E se o texto foi lido com a inteligência e o coração abertos, afina e aprofunda a visão do mundo actual, das pessoas, dos factos e das coisas, ajudando a vê-las à luz de Deus e a ver Deus nelas: é a contemplação [«contemplatio»], a atitude que nos faz olhar para as coisas e para a vida a partir de Deus. Fixa em Deus o olhar da fé e o coração e vê o mundo com uma luz nova: à luz da Palavra lida e meditada, reflexo do esplendor de Deus. Contemplativo é aquele que, na perspectiva de Deus, é capaz de perceber a Sua presença no cosmo e na história humana. Por isso, é optimista: sabe captar, mesmo nos acontecimentos dramáticos, uma chispa do «Lógos», a Palavra, que guia toda a história para a plenitude em Jesus Cristo.

6.
A contemplação, por sua vez, leva à acção [«actio»], a renovar a Igreja e a transformar o mundo numa sociedade mais consentânea com a dignidade do ser humano. O fim primeiro da Escritura não foi dar cultura (também a dá): tem a ver com a vida das muitas pessoas que a escreveram e daquelas a quem é dirigida. Porque para o crente a Palavra de Deus é “Palavra de vida”, objecto da pregação evangélica, seja enquanto “Palavra de salvação” (Act 13,26), seja enquanto Jesus Cristo em pessoa (1 Jo 1,1), ela é fonte de acção: dá mais vida quando se traduz em realidade. A vida, por sua vez, oferece um sempre renovado ponto de vista para a compreensão da Palavra de Deus.
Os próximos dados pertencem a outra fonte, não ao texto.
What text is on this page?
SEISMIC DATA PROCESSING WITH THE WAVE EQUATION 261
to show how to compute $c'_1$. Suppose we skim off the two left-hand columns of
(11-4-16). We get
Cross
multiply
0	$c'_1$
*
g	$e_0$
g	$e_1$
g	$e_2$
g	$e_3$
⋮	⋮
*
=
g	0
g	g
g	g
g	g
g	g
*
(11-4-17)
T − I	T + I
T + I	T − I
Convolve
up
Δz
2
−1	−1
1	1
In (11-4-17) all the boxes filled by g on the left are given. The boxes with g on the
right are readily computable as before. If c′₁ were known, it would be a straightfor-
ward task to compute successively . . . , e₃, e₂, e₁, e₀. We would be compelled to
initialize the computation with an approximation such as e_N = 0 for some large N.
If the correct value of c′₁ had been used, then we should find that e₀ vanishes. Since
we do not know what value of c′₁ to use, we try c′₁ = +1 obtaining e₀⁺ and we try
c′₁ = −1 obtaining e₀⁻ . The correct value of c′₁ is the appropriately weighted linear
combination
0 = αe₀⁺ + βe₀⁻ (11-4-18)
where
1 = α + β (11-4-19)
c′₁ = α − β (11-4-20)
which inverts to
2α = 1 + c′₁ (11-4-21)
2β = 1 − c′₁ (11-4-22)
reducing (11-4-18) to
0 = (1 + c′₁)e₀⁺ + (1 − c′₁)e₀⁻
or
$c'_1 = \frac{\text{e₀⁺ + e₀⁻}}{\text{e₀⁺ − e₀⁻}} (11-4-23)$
Portanto, a «lectio divina» é passiva, na medida em que deixa ressoar no leitor a voz de Deus que lhe fala: deixa que a Palavra o transforme. Mas é outrossim eminentemente activa, questiona o leitor: como é que a Palavra de Deus, que definitivamente é Jesus Cristo, espiritualmente presente na Escritura, fecunda o meu comportamento e o meu modo de pensar? Pela «lectio divina», o leitor torna-se “servidor da Palavra” e testemunha da sua força.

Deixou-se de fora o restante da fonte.